A five-channel, filtered-x-ray-detector (XRD) array has been used to measure time-dependent, soft-x-ray flux emitted by z -pinch plasmas at the Z pulsed-power accelerator (Sandia National Laboratories, Albuquerque, New Mexico, USA). The preceding, companion paper [D. L. Fehl et al., Phys. Rev. ST Accel. Beams 13, 120402 (2010)] describes an algorithm for spectral reconstructions (unfolds) and spectrally integrated flux estimates from data obtained by this instrument. The unfolded spectrum Sunfold(E,t) is based on (N=5 ) first-order B-splines (histograms) in contiguous unfold bins j=1,…,N ; the recovered x-ray flux Funfold(t) is estimated as ∫Sunfold(E,t)dE , where E is x-ray energy and t is time.

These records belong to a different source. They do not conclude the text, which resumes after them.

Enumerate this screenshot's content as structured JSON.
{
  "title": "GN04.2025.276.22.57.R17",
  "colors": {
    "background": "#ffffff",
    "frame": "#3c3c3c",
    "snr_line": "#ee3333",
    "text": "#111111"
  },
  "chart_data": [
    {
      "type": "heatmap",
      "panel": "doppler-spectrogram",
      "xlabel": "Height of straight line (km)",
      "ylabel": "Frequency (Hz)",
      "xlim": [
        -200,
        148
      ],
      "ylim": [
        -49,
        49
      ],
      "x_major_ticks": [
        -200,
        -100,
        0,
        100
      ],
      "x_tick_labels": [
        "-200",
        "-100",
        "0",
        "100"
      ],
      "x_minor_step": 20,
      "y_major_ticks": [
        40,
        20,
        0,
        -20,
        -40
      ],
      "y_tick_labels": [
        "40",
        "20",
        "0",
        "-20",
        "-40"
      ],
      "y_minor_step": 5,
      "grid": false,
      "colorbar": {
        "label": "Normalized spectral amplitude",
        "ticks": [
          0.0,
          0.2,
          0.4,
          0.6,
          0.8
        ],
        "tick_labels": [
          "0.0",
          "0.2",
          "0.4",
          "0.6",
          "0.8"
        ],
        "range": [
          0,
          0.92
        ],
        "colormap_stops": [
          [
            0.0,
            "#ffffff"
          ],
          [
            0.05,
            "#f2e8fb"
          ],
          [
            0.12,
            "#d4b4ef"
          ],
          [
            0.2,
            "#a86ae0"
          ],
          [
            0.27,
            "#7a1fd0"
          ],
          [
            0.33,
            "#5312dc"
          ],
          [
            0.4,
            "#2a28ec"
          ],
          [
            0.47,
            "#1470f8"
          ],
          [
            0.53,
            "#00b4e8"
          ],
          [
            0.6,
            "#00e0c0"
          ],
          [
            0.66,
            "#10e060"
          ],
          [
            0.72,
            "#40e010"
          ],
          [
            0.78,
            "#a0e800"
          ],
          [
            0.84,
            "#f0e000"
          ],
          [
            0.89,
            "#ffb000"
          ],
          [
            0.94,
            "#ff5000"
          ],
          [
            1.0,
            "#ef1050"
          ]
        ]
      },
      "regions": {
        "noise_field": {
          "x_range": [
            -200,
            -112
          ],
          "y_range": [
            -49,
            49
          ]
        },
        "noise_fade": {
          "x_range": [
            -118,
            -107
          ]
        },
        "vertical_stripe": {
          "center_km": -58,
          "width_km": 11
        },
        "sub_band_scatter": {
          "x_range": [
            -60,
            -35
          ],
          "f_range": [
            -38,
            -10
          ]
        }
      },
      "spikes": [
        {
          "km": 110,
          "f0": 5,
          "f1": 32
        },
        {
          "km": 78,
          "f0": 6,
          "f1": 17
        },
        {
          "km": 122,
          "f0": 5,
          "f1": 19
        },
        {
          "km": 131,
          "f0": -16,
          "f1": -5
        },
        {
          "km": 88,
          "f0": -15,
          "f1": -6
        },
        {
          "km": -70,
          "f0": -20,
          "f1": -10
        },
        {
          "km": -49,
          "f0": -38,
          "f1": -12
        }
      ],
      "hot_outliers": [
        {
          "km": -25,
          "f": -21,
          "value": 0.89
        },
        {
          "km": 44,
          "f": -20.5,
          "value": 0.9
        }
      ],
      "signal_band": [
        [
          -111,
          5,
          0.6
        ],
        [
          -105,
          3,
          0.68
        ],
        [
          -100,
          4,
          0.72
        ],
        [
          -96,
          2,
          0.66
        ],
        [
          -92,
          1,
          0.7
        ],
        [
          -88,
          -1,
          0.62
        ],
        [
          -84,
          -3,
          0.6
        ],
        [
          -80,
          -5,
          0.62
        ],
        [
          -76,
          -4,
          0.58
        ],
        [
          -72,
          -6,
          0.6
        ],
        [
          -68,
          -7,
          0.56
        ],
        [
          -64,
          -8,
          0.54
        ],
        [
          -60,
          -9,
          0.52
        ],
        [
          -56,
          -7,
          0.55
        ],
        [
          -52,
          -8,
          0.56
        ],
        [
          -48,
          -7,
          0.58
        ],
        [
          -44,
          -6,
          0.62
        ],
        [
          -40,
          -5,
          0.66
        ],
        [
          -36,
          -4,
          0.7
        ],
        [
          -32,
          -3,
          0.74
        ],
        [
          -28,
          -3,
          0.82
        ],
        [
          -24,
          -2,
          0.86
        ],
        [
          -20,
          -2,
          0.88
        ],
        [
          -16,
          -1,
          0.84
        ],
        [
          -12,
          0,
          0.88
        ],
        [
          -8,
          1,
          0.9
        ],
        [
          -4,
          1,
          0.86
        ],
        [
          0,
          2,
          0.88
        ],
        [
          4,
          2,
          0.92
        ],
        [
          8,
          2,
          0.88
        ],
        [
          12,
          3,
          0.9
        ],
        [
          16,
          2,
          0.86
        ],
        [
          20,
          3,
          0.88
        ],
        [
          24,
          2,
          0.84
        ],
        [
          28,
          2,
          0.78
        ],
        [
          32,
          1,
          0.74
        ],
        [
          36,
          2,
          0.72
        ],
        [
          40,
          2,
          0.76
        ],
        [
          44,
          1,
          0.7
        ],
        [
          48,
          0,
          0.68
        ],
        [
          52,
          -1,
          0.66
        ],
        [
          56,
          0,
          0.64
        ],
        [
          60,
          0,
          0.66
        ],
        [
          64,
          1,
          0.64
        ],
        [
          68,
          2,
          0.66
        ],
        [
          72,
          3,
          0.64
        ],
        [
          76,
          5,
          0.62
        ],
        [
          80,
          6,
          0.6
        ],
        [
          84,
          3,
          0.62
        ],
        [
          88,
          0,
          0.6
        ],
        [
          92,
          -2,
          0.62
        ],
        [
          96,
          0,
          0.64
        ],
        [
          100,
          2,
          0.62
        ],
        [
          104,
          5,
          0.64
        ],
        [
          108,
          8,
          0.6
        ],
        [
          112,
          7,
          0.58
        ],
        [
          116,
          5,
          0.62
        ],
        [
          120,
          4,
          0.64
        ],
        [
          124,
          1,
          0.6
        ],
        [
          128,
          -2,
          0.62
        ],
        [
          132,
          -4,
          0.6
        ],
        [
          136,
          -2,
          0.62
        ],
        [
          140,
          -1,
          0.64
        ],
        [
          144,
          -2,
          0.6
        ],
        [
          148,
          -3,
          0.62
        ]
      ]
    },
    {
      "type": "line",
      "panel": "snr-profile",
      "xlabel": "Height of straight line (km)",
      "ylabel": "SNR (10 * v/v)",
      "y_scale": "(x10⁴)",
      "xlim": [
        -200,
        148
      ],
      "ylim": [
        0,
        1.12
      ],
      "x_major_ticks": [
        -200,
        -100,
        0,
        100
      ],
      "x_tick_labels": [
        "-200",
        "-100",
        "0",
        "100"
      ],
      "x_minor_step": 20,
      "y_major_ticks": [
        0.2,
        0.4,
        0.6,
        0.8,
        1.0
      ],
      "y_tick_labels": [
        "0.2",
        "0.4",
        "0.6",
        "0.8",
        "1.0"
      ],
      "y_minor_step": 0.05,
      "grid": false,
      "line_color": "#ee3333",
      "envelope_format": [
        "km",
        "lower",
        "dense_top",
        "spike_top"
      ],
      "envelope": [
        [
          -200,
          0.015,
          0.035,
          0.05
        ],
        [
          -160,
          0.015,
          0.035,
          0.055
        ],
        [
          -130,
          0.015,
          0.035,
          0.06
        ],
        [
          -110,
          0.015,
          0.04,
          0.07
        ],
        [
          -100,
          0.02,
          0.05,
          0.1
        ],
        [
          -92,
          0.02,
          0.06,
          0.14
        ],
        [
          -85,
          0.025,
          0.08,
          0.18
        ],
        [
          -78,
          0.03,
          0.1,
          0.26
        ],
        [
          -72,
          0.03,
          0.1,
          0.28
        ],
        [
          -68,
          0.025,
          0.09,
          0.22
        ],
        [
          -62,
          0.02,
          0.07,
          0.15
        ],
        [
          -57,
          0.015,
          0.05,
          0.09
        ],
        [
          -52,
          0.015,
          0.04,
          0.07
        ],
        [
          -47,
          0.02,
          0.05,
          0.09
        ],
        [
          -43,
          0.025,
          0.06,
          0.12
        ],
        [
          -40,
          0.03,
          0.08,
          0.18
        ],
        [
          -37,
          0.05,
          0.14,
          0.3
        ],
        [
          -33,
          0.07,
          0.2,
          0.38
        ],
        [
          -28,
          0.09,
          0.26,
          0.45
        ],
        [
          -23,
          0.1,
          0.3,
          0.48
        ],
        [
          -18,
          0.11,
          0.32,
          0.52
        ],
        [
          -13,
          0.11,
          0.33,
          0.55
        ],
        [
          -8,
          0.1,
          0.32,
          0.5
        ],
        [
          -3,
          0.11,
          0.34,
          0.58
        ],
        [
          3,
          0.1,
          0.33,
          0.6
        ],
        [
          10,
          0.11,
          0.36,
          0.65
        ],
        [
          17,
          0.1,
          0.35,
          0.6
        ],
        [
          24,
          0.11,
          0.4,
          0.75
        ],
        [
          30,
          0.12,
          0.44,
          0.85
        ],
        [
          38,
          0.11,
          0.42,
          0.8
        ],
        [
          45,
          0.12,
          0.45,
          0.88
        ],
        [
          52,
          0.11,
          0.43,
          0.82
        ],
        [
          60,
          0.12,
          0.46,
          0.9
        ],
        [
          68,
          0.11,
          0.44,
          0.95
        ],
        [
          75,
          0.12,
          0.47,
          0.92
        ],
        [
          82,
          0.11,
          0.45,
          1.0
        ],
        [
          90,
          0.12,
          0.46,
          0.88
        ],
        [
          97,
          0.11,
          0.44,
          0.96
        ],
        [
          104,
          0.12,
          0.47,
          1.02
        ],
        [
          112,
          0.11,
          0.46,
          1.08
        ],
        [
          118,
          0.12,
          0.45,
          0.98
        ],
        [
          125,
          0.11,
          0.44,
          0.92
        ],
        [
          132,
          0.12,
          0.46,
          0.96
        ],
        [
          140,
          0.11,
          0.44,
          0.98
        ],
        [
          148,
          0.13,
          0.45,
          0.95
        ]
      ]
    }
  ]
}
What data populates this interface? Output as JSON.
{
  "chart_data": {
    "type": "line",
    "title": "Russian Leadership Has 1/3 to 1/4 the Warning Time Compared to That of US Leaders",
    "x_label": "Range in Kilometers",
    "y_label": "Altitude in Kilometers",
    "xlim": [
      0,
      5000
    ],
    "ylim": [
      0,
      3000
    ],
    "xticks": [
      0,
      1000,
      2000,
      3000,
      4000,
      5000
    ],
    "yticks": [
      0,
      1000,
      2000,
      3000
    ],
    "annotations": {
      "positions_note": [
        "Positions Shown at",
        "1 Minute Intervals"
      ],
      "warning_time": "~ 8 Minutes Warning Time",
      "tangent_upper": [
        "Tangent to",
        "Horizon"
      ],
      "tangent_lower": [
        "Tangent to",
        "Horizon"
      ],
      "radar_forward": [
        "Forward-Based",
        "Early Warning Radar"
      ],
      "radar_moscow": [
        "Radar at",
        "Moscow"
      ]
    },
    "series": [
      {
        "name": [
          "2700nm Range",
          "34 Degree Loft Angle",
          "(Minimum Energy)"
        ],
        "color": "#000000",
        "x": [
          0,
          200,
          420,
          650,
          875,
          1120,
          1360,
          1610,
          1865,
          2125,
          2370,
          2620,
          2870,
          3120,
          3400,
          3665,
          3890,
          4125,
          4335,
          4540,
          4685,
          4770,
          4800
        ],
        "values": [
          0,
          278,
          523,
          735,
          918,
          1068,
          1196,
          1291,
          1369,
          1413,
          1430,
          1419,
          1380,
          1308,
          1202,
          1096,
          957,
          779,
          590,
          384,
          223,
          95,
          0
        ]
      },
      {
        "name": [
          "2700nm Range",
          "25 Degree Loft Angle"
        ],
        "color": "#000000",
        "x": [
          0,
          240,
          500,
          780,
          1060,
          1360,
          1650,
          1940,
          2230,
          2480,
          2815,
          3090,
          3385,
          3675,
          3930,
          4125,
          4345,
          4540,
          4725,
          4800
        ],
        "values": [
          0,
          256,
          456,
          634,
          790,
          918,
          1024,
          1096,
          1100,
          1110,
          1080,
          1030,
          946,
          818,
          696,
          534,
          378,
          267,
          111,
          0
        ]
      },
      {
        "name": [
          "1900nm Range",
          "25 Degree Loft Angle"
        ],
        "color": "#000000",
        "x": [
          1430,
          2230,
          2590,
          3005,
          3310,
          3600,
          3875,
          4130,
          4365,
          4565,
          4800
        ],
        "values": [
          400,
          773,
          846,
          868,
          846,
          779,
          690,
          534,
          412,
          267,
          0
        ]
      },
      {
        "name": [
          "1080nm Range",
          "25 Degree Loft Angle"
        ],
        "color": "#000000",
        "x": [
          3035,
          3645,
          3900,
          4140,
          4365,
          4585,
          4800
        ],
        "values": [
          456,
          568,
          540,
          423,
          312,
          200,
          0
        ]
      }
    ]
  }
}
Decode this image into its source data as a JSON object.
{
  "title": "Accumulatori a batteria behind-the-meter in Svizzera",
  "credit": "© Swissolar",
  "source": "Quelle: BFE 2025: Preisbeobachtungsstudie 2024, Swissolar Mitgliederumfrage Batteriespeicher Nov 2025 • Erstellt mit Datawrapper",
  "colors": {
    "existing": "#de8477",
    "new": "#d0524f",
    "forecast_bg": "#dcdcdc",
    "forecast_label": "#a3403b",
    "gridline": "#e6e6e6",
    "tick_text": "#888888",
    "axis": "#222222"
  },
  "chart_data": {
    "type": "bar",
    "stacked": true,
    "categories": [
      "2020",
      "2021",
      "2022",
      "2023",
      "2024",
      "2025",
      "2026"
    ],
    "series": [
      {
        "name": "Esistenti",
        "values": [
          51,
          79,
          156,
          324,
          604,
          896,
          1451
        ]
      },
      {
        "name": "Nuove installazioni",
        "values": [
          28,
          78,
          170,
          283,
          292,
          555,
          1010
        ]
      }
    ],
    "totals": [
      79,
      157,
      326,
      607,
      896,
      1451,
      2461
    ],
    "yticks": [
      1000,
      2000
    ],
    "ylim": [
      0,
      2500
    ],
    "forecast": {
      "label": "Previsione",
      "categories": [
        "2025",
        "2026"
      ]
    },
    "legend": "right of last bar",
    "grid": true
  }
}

This paper adds two major improvements to the preceding unfold analysis: (a) Error analysis.—Both data noise and response-function uncertainties are propagated into Sunfold(E,t) and Funfold(t) . Noise factors ν are derived from simulations to quantify algorithm-induced changes in the noise-to-signal ratio (NSR) for Sunfold in each unfold bin j and for Funfold (ν≡NSRoutput/NSRinput ): for Sunfold , 1≲νj≲30 , an outcome that is strongly spectrally dependent; for Funfold , 0.6≲νF≲1 , a result that is less spectrally sensitive and corroborated independently. For nominal z -pinch experiments, the combined uncertainty (noise and calibrations) in Funfold(t) at peak is estimated to be ∼15% . (b) Generalization of the unfold method.—Spectral sensitivities (called here passband functions) are constructed for Sunfold and Funfold . Predicting how the unfold algorithm reconstructs arbitrary spectra is thereby reduced to quadratures. These tools allow one to understand and quantitatively predict algorithmic distortions (including negative artifacts), to identify potentially troublesome spectra, and to design more useful response functions.